Well, I don’t know where to begin. I find nothing amusing or interesting or tolerable about this man. He’s a disgrace to his country, his race and what he laughingly describes as his profession. He is a convicted felon in the United States. He has been found guilty. He is out on bail. He will inevitably go to prison, as well he should. He’s a simplistic fool and a pawn.
For those unfamiliar with Susskind, he had a nationally syndicated show, “The David Susskind Show” that began as “Open End” in 1958 and ended it’s run in 1986, about half a year before Susskind died. It was the first national show to have people criticizing the American involvement in the Vietnam War. Susskind interviewed Martin Luther King Jr. for two-hours on “Open End” in 1963, a few months before King would deliver his “I Have a Dream” speech. Susskind was considered a liberal, but he was no fan of Ali.
Then there’s another clip of Ali performing in a play (“Big Time Buck White”). Siegel found the rarely seen clip while researching another Ali documentary (“Muhammad Ali–The Whole Story”) 23 years ago. Clips like these make this documentary well-worth watching as does the commentary about how once Middle Eastern Islam was seen as good compared to the bad influence of the Nation of Islam.

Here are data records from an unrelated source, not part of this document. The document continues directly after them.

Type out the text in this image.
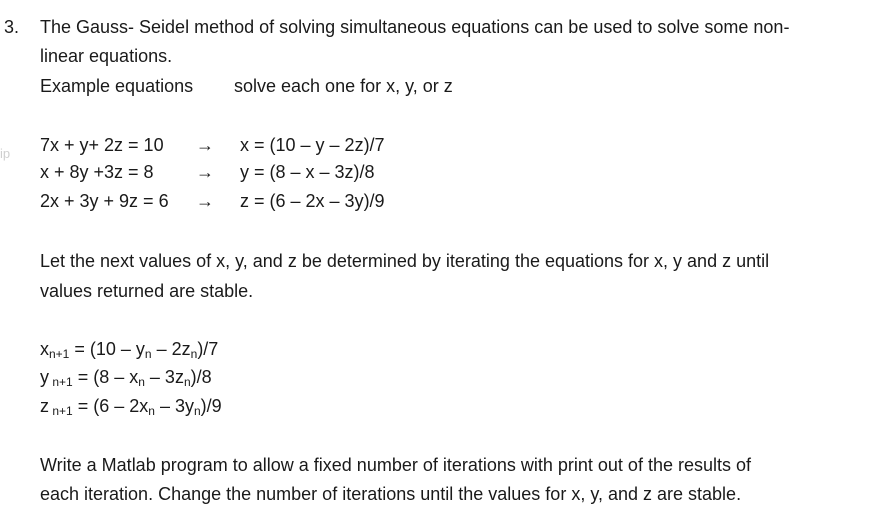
ip
3. The Gauss- Seidel method of solving simultaneous equations can be used to solve some non-
linear equations.
Example equations solve each one for x, y, or z
7x + y+ 2z = 10 → x = (10 – y – 2z)/7
x + 8y +3z = 8 → y = (8 – x – 3z)/8
2x + 3y + 9z = 6 → z = (6 – 2x – 3y)/9
Let the next values of x, y, and z be determined by iterating the equations for x, y and z until
values returned are stable.
$x_{n+1} = (10 - y_n - 2z_n)/7$
y $_{n+1} = (8 - x_n - 3z_n)/8$
z $_{n+1} = (6 - 2x_n - 3y_n)/9$
Write a Matlab program to allow a fixed number of iterations with print out of the results of
each iteration. Change the number of iterations until the values for x, y, and z are stable.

Just as the public’s perception of the Civil Rights Movement and Muhammad Ali have changed, so has the public perception of Islam. By 1987, Ali was beloved enough to be in the Tournament of Roses Parade. And by 1996, Ali was cheered in Atlanta. More recently, Ali was the titular Olympic flag bearer for the London Olympics in 2012 although his Parkinson’s Disease had progressed so much he was unable to actually carry the flag.
While “The Trials of Muhammad Ali” has its faults, chiefly due to be too sympathetic to its subject, the documentary does illustrate how courageous Ali was and how decades later he would be vindicated. History doesn’t always vindicate the presentation of the news; sometimes it vindicates the people who were criticized instead of the critics.
We remember Muhammad Ali not because of his boxing, but because he was the greatest promoter and a great example of personal courage and religious faith in the history of the Civil Rights Movement.